Los que me conocen saben que una de las cosas que más disfruto haciendo es viajar. Hoy es ése día del año en el que tengo cosquillas en la barriga porque se que empieza una nueva aventura: viajar a otro país para descubrir otra manera de entender la vida, otras costumbres, otras gentes, otras ideas, otros paisajes, otros climas…

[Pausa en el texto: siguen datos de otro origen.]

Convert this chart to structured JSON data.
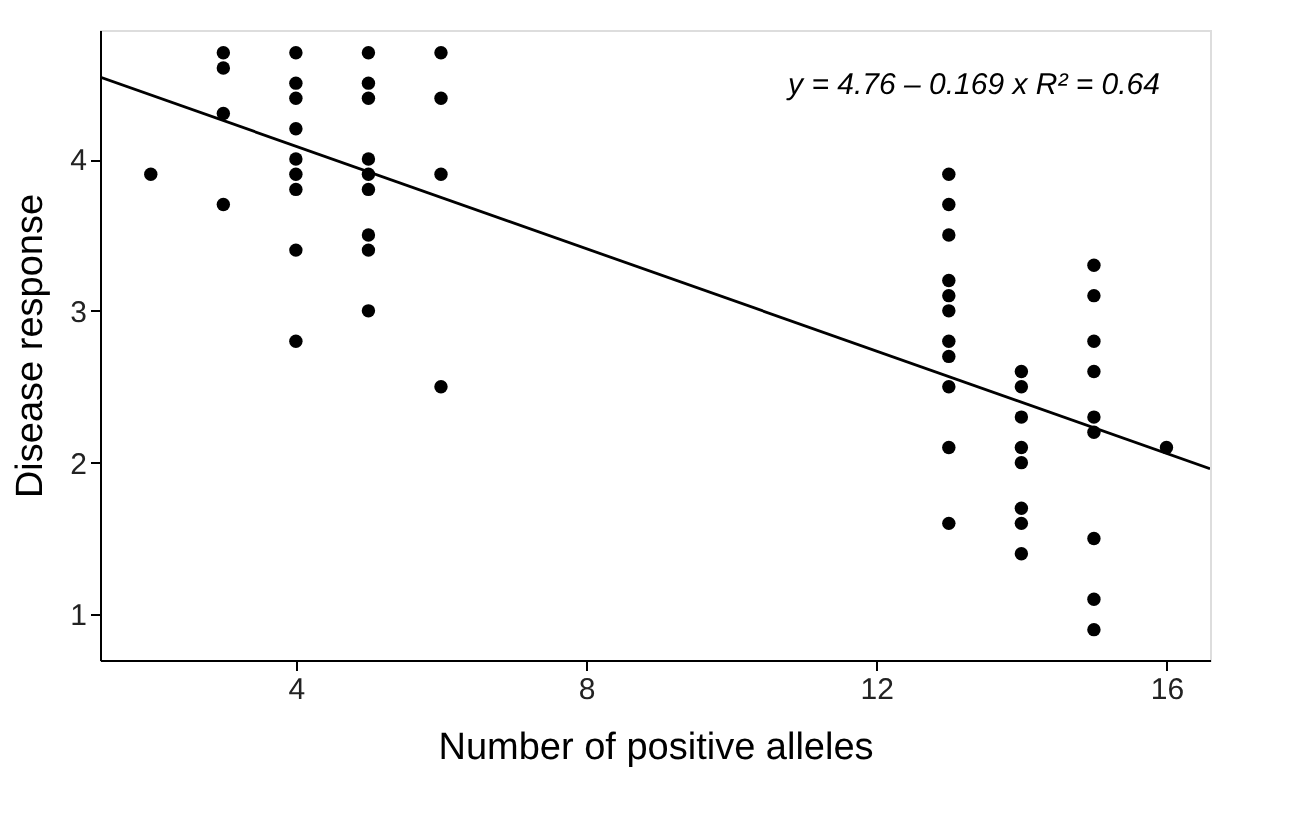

Llevo la maleta cargada con la ropa justa y un planning de viaje preparado con mucho trabajo para que todo encaje y podamos conocer a fondo uno de los países que tenía en mi lista de destinos por conocer antes de cumplir los 40 (¡ojo, que para eso aún queda!).

Llevo lo necesario: dinero, pasaporte, la guía Lonely Planet a la que siempre soy fiel y el Kindle lleno de libros de Perú. Y también lo más importante: la cámara de fotos, más baterías y tarjetas de memoria de las que necesito y un cuaderno en blanco que se convertirá en mi diario de viaje y al que dedicaré como siempre la última hora de cada día para pensar sobre lo que he visto, fijarlo en la memoria y escribir para después contarlo.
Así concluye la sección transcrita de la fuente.